O trabalho é atravessado de história, porque o homem faz história em toda atividade de trabalho, tratando aquilo que não é antecipável pelo trabalho. Não levar em conta esta verdade na prática das esferas educativas, culturais, nas práticas de gestores, formadores e de organização do trabalho é desconhecer o trabalho, mutilar a atividade de homens e mulheres enquanto

‘fabricantes’ de histórias, que re-questionam os saberes, reproduzindo em

permanência novas tarefas para o conhecimento. (SCHWARTZ, 2003, p. 23).

Para o referido autor, é difícil traduzir essa dimensão do “corpo-si” por ser singular em cada situação de trabalho, marcado por uma historicidade.

Schwartz nos conduz a refletir que qualquer ato de trabalho, por mais simples que possa parecer, é, num primeiro momento, o uso de si, absolutamente singular. O uso de si por si é o uso do corpo, da inteligência, da história, da sensibilidade e dos gestos daquele que opera a atividade. Se trabalhar é aplicar um protocolo, ao mesmo tempo, é aplicá-lo de forma singular.

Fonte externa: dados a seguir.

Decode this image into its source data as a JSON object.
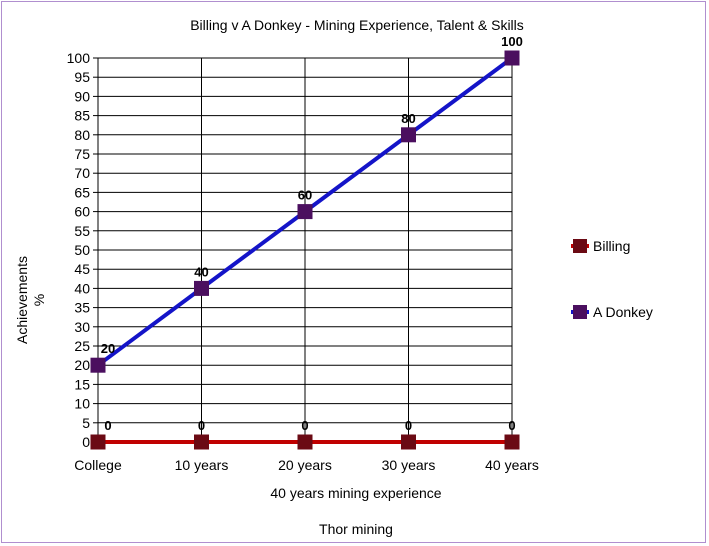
{
  "chart_data": {
    "type": "line",
    "title": "Billing v A Donkey - Mining Experience, Talent & Skills",
    "xlabel": "40 years mining experience",
    "ylabel": "Achievements %",
    "footer": "Thor mining",
    "categories": [
      "College",
      "10 years",
      "20 years",
      "30 years",
      "40 years"
    ],
    "ylim": [
      0,
      100
    ],
    "ytick_step": 5,
    "grid": true,
    "legend_position": "right",
    "series": [
      {
        "name": "Billing",
        "values": [
          0,
          0,
          0,
          0,
          0
        ],
        "line_color": "#c00000",
        "marker_color": "#6b0a14"
      },
      {
        "name": "A Donkey",
        "values": [
          20,
          40,
          60,
          80,
          100
        ],
        "line_color": "#1414c8",
        "marker_color": "#4b0f5f"
      }
    ]
  }
}
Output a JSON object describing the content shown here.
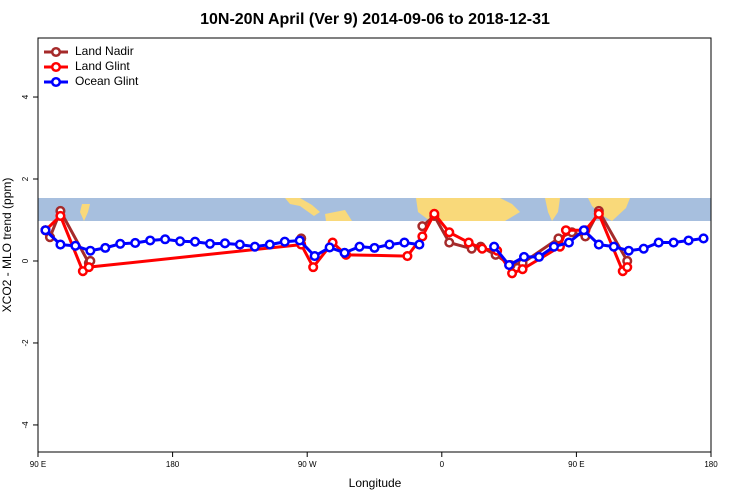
{
  "chart_data": {
    "type": "line",
    "title": "10N-20N April (Ver 9)   2014-09-06 to 2018-12-31",
    "xlabel": "Longitude",
    "ylabel": "XCO2 - MLO trend (ppm)",
    "xlim": [
      90,
      540
    ],
    "ylim": [
      -4.66,
      5.44
    ],
    "xticks": [
      {
        "value": 90,
        "label": "90 E"
      },
      180,
      {
        "value": 270,
        "label": "90 W"
      },
      {
        "value": 360,
        "label": "0"
      },
      {
        "value": 450,
        "label": "90 E"
      },
      {
        "value": 540,
        "label": "180"
      }
    ],
    "yticks": [
      -4,
      -2,
      0,
      2,
      4
    ],
    "legend": "top-left",
    "series": [
      {
        "name": "Land Nadir",
        "color": "#a52a2a",
        "x": [
          95,
          98,
          105,
          124,
          125,
          258,
          266,
          272,
          347,
          355,
          365,
          380,
          386,
          396,
          406,
          414,
          438,
          447,
          456,
          465,
          484
        ],
        "values": [
          0.75,
          0.58,
          1.22,
          -0.05,
          0.0,
          null,
          0.55,
          null,
          0.85,
          1.1,
          0.45,
          0.3,
          0.35,
          0.15,
          -0.1,
          -0.05,
          0.55,
          0.7,
          0.6,
          1.22,
          0.0
        ]
      },
      {
        "name": "Land Glint",
        "color": "#ff0000",
        "x": [
          95,
          105,
          120,
          124,
          266,
          274,
          287,
          296,
          337,
          347,
          355,
          365,
          378,
          387,
          397,
          407,
          414,
          439,
          443,
          456,
          465,
          481,
          484
        ],
        "values": [
          0.75,
          1.1,
          -0.25,
          -0.15,
          0.4,
          -0.15,
          0.45,
          0.15,
          0.12,
          0.6,
          1.15,
          0.7,
          0.45,
          0.3,
          0.25,
          -0.3,
          -0.2,
          0.35,
          0.75,
          0.75,
          1.15,
          -0.25,
          -0.15
        ]
      },
      {
        "name": "Ocean Glint",
        "color": "#0000ff",
        "x": [
          95,
          105,
          115,
          125,
          135,
          145,
          155,
          165,
          175,
          185,
          195,
          205,
          215,
          225,
          235,
          245,
          255,
          265,
          275,
          285,
          295,
          305,
          315,
          325,
          335,
          345,
          355,
          395,
          405,
          415,
          425,
          435,
          445,
          455,
          465,
          475,
          485,
          495,
          505,
          515,
          525,
          535
        ],
        "values": [
          0.75,
          0.4,
          0.37,
          0.25,
          0.32,
          0.42,
          0.44,
          0.5,
          0.53,
          0.48,
          0.47,
          0.42,
          0.43,
          0.4,
          0.35,
          0.4,
          0.47,
          0.5,
          0.12,
          0.33,
          0.2,
          0.35,
          0.32,
          0.4,
          0.45,
          0.4,
          null,
          0.35,
          -0.1,
          0.1,
          0.1,
          0.35,
          0.45,
          0.75,
          0.4,
          0.35,
          0.25,
          0.3,
          0.45,
          0.45,
          0.5,
          0.55
        ]
      }
    ]
  }
}
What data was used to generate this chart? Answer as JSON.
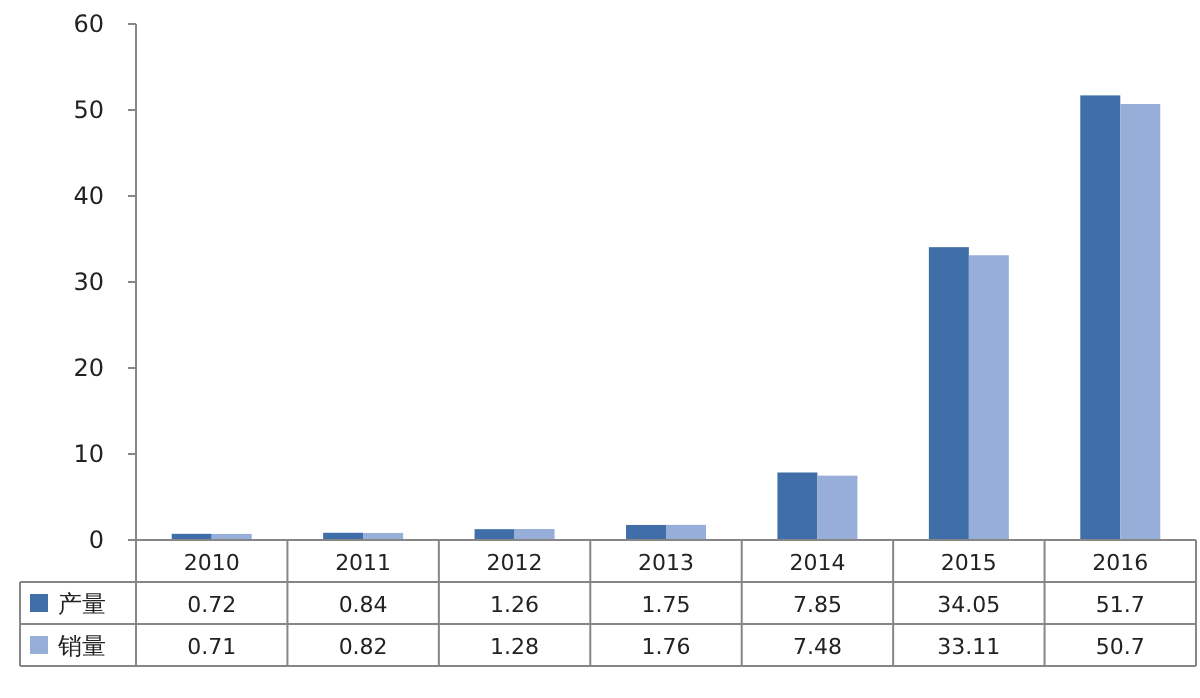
{
  "chart_data": {
    "type": "bar",
    "categories": [
      "2010",
      "2011",
      "2012",
      "2013",
      "2014",
      "2015",
      "2016"
    ],
    "series": [
      {
        "name": "产量",
        "color": "#3f6ea8",
        "values": [
          0.72,
          0.84,
          1.26,
          1.75,
          7.85,
          34.05,
          51.7
        ]
      },
      {
        "name": "销量",
        "color": "#96aed8",
        "values": [
          0.71,
          0.82,
          1.28,
          1.76,
          7.48,
          33.11,
          50.7
        ]
      }
    ],
    "ylim": [
      0,
      60
    ],
    "yticks": [
      0,
      10,
      20,
      30,
      40,
      50,
      60
    ],
    "data_labels": true,
    "legend": "bottom left"
  }
}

O conceito de “uso de si” evidência que é impossível a execução mecânica das normas, porque o trabalho é sempre local de problemas, de tensão e possíveis sempre negociações, portanto, não é execução e sim uso. Schwartz (2007) trabalha com a dialética entre o uso de si por si mesmo e o uso de si pelos outros. O uso de si pelos outros são as regras, normas criadas e definidas pelo corpo social, definindo espaços, possibilidades e temas das negociações a serem enfrentadas.

Schwartz (1998, n. 68, p.108) define “a competência industriosa como uma combinatória problemática de ingredientes heterogêneos que não podem ser avaliados nos mesmos moldes, e muito menos ainda quando ela inclui uma dimensão de valor.” Se a atividade é uso de si e

lugar de dramáticas, há sempre uma relação das competências e valores envolvidos na atividade.